T-Mobile will justify this extra fee (and the existence of application fees at all) on the grounds that it has to review the proposal of every applicant in order to make sure that the applicant is not up to no good. However, the Fortune 500 company discount is a strange way to do that. Most companies that actually control short codes are small and medium size businesses. They have many clients and operate many short code campaigns at any given time. That means that they go through this process all the time. These companies, even if they have already been investigated multiple times by T-Mobile and found to be on the up-and-up, still must pay the additional $1,500 fast lane fee. However, any Fortune 500 company can get into the short code fast lane for free, even if it is their first time navigating the byzantine rules that carriers will impose on them.
Upon hearing this latest development, it is natural to begin to try to evaluate it within the context of the short code approval system. It might be good to create a fast lane for code approval. Drawing a line between Fortune 500 companies and other companies may be a reasonable proxy for the likelihood for acting inappropriately (There are plenty of instances of large companies acting fraudulently, but maybe it makes sense in this context).
However, it becomes truly bizarre when considered in the context of our larger communications universe. Imagine if phone companies insisted on investigating the intentions of everyone who got a phone number. What if websites need to apply to ISPs in order to access subscribers? If you needed approval to send an email to someone on a different email service?
Such a process would create massive delays. Also, it would impede the free flow of information. Phone companies should not be in a position to decide what kinds of companies, organizations, and people get phone numbers (provided that those companies, organizations, and people can pay for the phone numbers). The same goes for web sites. And email addresses. For that matter, the same goes for mailing addresses.

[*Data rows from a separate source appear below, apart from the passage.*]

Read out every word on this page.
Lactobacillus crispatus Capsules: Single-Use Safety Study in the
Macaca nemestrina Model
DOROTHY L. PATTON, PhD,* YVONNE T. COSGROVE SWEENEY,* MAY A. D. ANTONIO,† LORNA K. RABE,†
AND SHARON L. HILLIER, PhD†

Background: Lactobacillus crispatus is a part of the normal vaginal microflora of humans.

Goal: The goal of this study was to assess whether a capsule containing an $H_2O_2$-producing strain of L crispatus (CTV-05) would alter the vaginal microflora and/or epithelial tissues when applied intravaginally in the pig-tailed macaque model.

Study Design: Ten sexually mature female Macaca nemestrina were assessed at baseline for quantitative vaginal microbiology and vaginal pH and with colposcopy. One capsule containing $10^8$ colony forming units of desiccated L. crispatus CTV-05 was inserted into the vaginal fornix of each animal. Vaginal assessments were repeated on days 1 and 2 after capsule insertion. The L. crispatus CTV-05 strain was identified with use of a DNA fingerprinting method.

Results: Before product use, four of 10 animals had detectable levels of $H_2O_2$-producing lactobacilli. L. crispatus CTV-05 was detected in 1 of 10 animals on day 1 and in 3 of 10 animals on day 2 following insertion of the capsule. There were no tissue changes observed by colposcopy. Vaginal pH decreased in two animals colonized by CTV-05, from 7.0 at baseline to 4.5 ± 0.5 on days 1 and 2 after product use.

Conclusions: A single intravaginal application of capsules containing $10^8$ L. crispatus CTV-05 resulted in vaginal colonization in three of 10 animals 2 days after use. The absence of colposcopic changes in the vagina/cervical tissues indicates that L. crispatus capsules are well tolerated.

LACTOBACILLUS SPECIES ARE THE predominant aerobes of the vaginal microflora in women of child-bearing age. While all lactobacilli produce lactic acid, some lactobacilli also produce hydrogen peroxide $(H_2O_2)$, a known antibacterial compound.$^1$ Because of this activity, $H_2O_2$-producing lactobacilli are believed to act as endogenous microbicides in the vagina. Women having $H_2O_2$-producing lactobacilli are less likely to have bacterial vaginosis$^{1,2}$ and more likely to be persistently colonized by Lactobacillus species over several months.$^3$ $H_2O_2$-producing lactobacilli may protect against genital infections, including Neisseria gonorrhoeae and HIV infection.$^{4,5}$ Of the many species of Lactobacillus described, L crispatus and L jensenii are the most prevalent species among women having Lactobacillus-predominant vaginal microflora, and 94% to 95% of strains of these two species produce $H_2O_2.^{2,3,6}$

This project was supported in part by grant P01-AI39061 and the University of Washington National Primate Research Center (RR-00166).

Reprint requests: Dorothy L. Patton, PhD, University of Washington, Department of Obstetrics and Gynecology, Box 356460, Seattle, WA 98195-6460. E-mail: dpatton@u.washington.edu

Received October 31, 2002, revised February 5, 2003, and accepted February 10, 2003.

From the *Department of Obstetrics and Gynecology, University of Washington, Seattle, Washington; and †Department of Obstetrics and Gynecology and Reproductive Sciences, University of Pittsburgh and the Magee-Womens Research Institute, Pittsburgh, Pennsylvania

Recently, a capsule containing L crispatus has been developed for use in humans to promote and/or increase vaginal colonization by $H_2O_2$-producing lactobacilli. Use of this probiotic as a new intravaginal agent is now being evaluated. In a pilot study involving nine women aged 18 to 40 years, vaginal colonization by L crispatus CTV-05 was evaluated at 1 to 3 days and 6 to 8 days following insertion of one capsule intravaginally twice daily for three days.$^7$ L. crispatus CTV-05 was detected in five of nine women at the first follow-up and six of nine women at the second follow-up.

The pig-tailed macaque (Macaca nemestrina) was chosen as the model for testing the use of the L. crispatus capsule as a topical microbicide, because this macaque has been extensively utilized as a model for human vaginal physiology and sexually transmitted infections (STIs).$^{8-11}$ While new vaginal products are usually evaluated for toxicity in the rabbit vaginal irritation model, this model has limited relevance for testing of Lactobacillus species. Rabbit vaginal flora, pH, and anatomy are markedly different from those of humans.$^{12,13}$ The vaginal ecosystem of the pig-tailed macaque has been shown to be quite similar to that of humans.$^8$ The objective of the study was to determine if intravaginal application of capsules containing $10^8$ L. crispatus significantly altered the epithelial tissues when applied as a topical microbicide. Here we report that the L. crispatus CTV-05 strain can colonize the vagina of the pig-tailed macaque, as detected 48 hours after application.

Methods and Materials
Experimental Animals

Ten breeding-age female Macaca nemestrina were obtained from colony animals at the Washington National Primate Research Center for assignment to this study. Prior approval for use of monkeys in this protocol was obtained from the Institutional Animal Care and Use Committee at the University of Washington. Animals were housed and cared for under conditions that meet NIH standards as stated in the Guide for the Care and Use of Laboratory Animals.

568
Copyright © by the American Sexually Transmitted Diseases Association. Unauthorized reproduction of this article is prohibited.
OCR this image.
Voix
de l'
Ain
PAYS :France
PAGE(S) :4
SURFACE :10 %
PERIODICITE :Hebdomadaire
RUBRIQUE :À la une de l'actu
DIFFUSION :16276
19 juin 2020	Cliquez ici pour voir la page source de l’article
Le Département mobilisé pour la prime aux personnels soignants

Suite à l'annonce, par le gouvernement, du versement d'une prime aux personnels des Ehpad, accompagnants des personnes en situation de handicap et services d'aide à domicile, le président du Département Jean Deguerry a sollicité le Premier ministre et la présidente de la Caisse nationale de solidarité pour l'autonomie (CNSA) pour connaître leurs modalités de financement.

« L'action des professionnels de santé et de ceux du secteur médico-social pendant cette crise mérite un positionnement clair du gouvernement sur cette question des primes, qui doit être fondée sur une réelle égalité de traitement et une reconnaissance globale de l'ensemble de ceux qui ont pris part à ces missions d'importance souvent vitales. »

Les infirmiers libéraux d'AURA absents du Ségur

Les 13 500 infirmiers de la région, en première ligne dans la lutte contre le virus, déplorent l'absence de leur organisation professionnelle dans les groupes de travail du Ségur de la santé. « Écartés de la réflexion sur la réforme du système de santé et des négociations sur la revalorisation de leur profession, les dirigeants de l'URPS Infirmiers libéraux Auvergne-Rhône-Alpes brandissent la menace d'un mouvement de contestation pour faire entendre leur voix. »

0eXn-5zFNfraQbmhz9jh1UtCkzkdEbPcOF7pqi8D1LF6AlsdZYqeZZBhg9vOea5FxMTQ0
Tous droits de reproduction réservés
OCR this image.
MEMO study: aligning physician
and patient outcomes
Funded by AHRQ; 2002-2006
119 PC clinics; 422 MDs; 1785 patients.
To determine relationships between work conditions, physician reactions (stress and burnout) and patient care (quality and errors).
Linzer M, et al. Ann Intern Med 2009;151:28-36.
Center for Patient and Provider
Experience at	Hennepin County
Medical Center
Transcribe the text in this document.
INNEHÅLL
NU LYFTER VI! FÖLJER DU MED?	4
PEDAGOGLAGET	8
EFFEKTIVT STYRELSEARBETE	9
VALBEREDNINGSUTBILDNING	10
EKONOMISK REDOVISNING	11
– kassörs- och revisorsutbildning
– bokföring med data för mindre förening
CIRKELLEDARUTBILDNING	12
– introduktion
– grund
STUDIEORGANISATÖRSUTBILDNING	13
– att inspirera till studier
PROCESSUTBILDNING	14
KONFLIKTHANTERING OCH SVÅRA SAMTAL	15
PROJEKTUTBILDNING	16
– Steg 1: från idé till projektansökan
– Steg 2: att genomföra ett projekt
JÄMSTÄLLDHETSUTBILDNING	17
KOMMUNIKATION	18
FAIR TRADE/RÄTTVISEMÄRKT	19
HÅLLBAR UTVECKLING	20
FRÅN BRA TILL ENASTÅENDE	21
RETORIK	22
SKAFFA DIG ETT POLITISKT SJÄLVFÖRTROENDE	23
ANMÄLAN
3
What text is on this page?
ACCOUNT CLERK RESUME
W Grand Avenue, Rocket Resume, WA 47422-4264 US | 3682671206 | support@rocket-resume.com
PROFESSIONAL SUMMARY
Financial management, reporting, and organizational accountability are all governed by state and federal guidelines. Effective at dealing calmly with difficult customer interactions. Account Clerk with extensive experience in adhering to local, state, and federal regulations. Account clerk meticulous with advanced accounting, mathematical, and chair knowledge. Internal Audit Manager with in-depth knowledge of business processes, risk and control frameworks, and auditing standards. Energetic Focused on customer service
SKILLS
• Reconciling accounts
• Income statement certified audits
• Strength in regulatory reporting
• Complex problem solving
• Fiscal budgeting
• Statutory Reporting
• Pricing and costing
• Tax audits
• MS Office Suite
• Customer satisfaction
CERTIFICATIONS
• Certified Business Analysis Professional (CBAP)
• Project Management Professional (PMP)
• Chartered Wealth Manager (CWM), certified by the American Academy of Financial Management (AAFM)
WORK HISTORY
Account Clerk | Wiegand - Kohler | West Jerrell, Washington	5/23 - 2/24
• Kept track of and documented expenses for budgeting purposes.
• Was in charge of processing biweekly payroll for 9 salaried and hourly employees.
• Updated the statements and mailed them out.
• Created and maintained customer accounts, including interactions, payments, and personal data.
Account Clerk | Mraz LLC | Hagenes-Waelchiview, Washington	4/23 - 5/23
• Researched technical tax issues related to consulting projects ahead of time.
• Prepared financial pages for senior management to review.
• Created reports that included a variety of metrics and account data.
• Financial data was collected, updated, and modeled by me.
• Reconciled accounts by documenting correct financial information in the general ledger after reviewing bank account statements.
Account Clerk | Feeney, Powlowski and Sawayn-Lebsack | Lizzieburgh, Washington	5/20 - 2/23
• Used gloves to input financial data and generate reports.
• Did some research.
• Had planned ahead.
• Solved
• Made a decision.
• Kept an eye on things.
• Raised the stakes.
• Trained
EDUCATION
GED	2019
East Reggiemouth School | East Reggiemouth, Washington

Somehow, the wireless carriers have decided that short codes are different from every other tool used to facilitate communication on a large scale. For some reason, the FCC has decided to go along with it and has studiously avoided acting on our three-year-old petition to protect text messaging the same way it protects voice calling. Over at Ars Technica, Nate Anderson recently wrote about how ubiquitous text messaging has become. It seems like the last people to this party will be those who are supposed to understand our communications infrastructure the best: the FCC.